Nour-Eddine Omrani, University of Bergen and Bjerknes Centre, Geophysical Institute, Bergen, Norway, Noel S Keenlyside, Geophysical Institute, Juneau, Norway, Katja Matthes, GEOMAR Helmholtz Centre for Ocean Research Kiel, Kiel, Germany, Davide Zanchettin, Università Ca'Foscari, Venice, Italy and Johann Jungclaus, Max Planck Institute for Meteorology, Hamburg, Germany
Using long-term forced simulation with Max-Planck Institute Earth System Model (MPI-ESM), we show that the framework of damped coupled stratosphere/troposphere/Ocean Oscillation can help understanding several observed coherent changes in the Northern Hemispheric climate system. In this Oscillation, the large-scale Atlantic cooling associated with cold phase of the Atlantic Multidecadal Variability (AMV) enhances the divergence of resolved atmospheric waves in the stratosphere/troposphere-coupled system leading to positive winter North Atlantic Oscillation (NAO) and strengthening the stratospheric polar vortex. The net result is an increase in upward heat fluxes and salinity over Labrador-seas, which results in enhanced convection, delayed strengthening of the Atlantic Overturning circulation (AMOC) and sub-polar gyre and enhanced poleward oceanic heat transport.

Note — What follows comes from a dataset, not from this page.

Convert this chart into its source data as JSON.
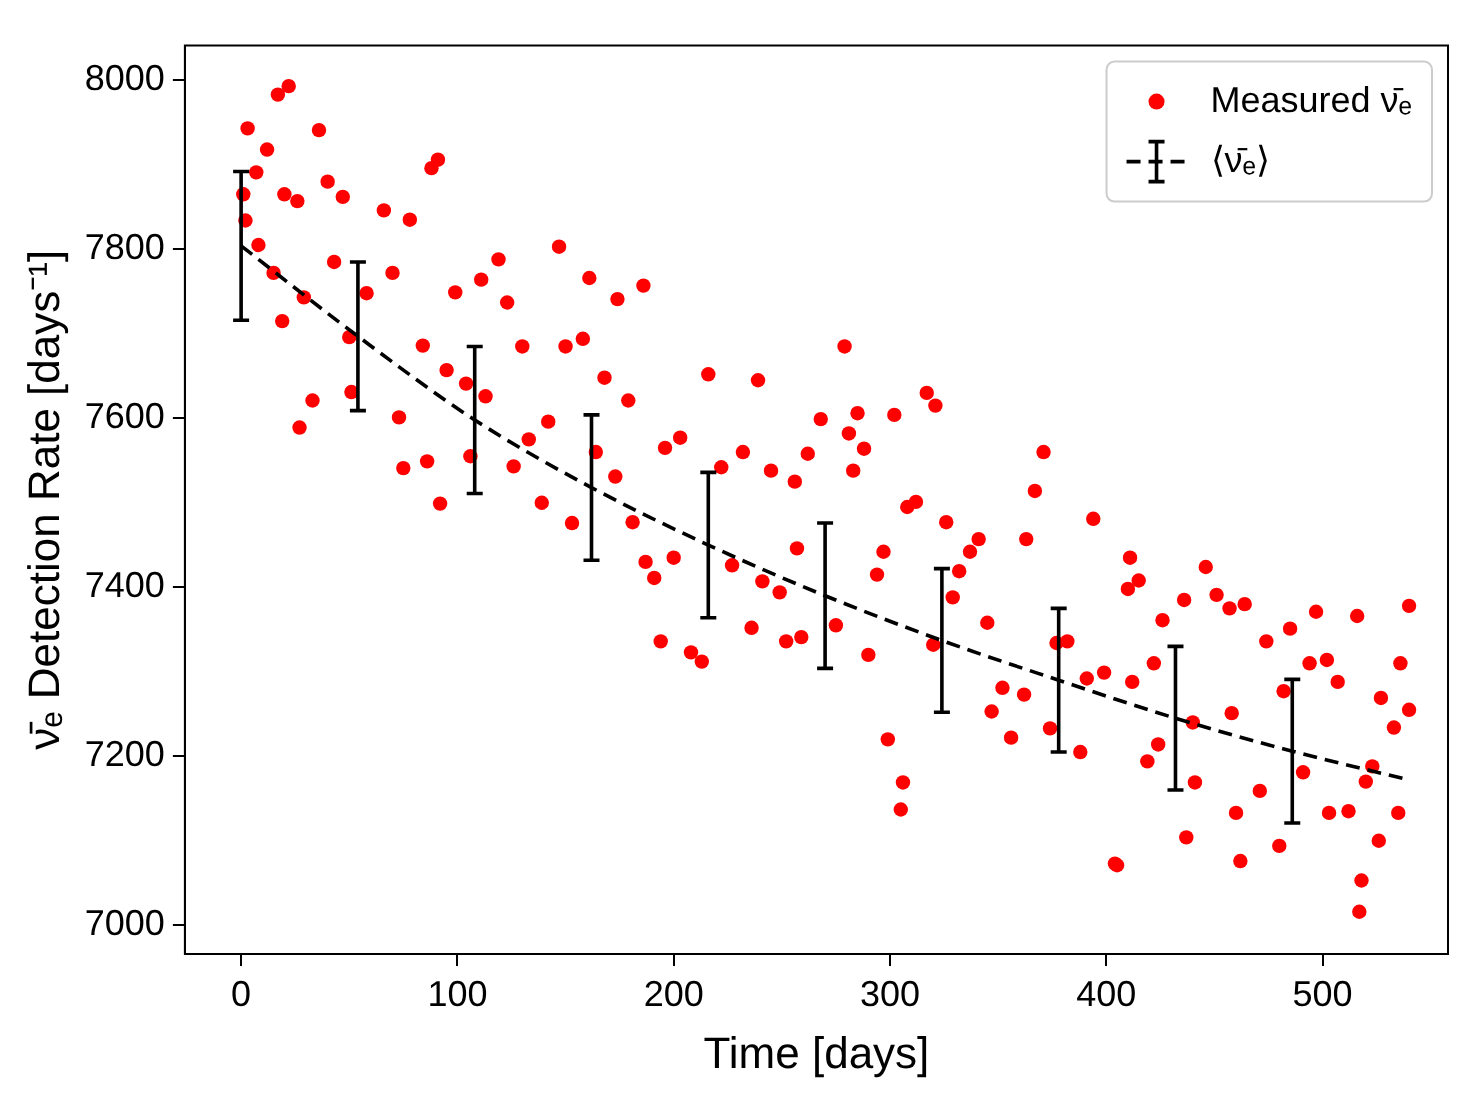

The net result is a large-scale Atlantic warming that shift the AMV into its warm phase and the NAO into its negative phase. The negative NAO acts in turn to weaken the AMOC and subpolar gyre, which shifts the oscillation into warm AMV-phase and wave-induced negative NAO. This Oscillation can explain large part of the coherent changes between sea-ice and NAO through changes in the ocean circulation and associated poleward heat transport.